ARAPLAR ÜZERİNDE ETKİSİNİN DE OLUMSUZ GERİ DÖNÜŞLERİ OLDUĞUNDAN ŞİKAYET EDİLİYOR
Türkiye ve ABD'nin IŞİD ile mücadele eden Kürtler konusunda önemli bir fikir ayrılığı yaşadıklarının anımsatıldığı makaleye göre pek çok ABD'li önde gelen aliminin Türkiye'nin halen ABD'nin müttefiki olup olmadığını sorgulamaya başladıkları iddia edildi. Sorunların bunlarla kısıtlı kalmadığı, Erdoğan'ın demokratik özgürlükleri hiçe sayan tutumunun, Suriye politikasının, partisinin dini yönünden mütevellit bir ABD karşıtlığını arttırmaya yönelik tutumlarının bu sorgulamalarda etkili olduğu ve ABD nezdinde rahatsız edici özellikler olarak görüldüğünün altı çiziliyor.
Erdoğan'ın mevcut durumda var olan düşmanlarına yenilerini eklemek istemeyecek kadar zeki olduğu söylenirken, Avrupa ile vize muafiyeti anlaşmasının rafa kalkmış olmasının mülteci krizini derinleştirebileceğine dikkat çekilirken askere karşı intikam hırsı ile yaklaşılmasının da Avrupa'nın tepkisini çekmeye müsait olduğu vurgulanıyor.

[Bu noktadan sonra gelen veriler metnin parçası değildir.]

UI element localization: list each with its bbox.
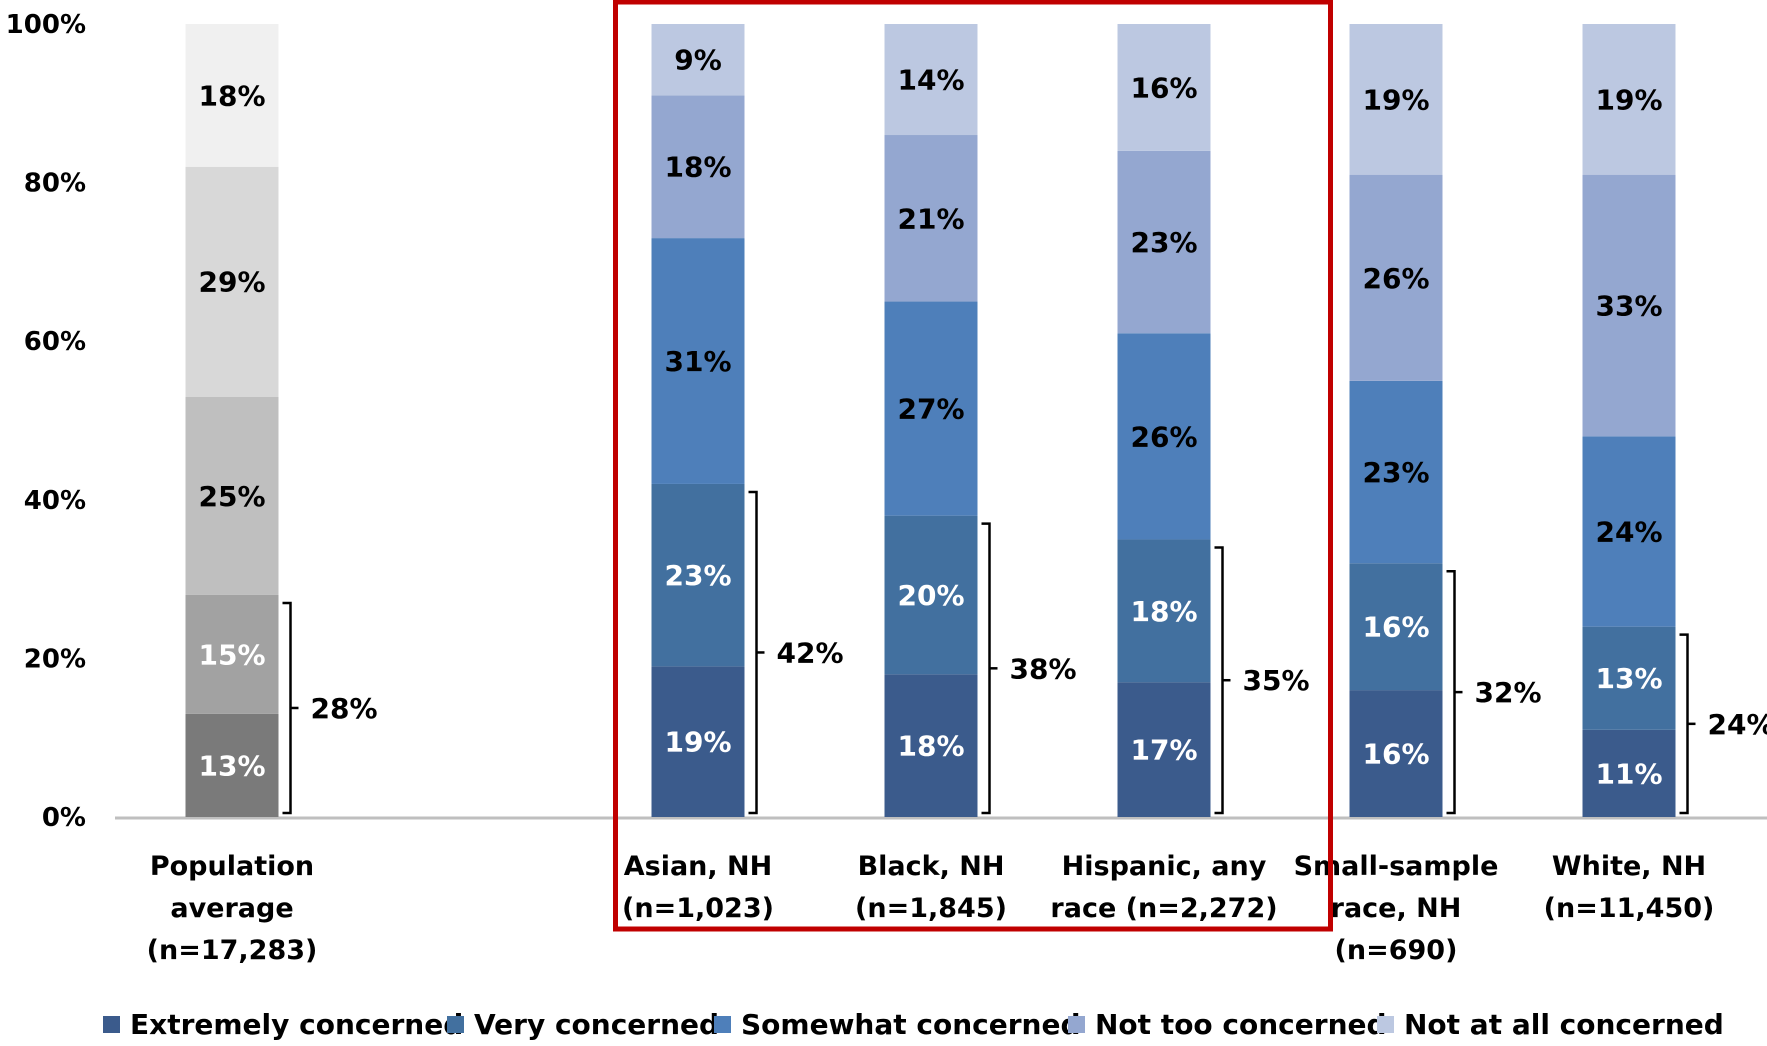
x-category-label: Black, NH [858, 851, 1005, 882]
x-category-label: Population [150, 851, 314, 882]
data-label: 19% [1595, 83, 1662, 116]
x-category-label: White, NH [1552, 851, 1706, 882]
data-label: 15% [198, 638, 265, 671]
data-label: 16% [1362, 738, 1429, 771]
legend-label: Not too concerned [1095, 1008, 1387, 1041]
legend-swatch [714, 1016, 731, 1033]
bracket-total-label: 35% [1243, 664, 1310, 697]
legend-label: Very concerned [474, 1008, 719, 1041]
data-label: 31% [664, 345, 731, 378]
legend-label: Extremely concerned [130, 1008, 463, 1041]
data-label: 23% [1130, 226, 1197, 259]
data-label: 20% [897, 579, 964, 612]
data-label: 23% [1362, 456, 1429, 489]
bracket [982, 524, 990, 813]
bracket [1680, 635, 1688, 813]
data-label: 13% [1595, 662, 1662, 695]
bracket [1215, 547, 1223, 813]
data-label: 18% [664, 151, 731, 184]
x-category-label: (n=1,023) [622, 893, 774, 924]
x-category-label: (n=690) [1335, 935, 1458, 966]
data-label: 19% [1362, 83, 1429, 116]
data-label: 26% [1130, 420, 1197, 453]
bracket-total-label: 32% [1475, 676, 1542, 709]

Erdoğan'ın artar otoriter tutumlarının Türk vatandaşları üzerinde olumsuz bir etkiye sebep olacağı ve Avrupa'ya olan göç hareketine Türklerin de yeni bir dalga olarak eklenebilecekleri endişesinin de Avrupa üzerinde etkili bir korkuya dönüştüğü belirtilirken, Erdoğan'ın Arap dünyası üzerindeki etkisinin de olumsuz geri dönüşleri olduğundan şikayet ediliyor.
Erdoğan'ın son haftalarda Rusya ve İsrail ile ilişkilerini düzeltme gayretinin olumlu olduğu belirtilirken, ancak her iki ülkenin de Türkiye'nin ABD ile var olan askeri ilişkilerinin ve Avrupa ile var olan ekonomik ilişkilerinin yerini alabilecek güçte olmadıkları, Erdoğan'ın da bu durumun farkında olduğunun altı çiziliyor.
Makale son olarak, müttefiklerinin Erdoğan'ın davranışlarını olumlu yönde değiştirmelerinin mümkün olup olmadığını sorguluyor.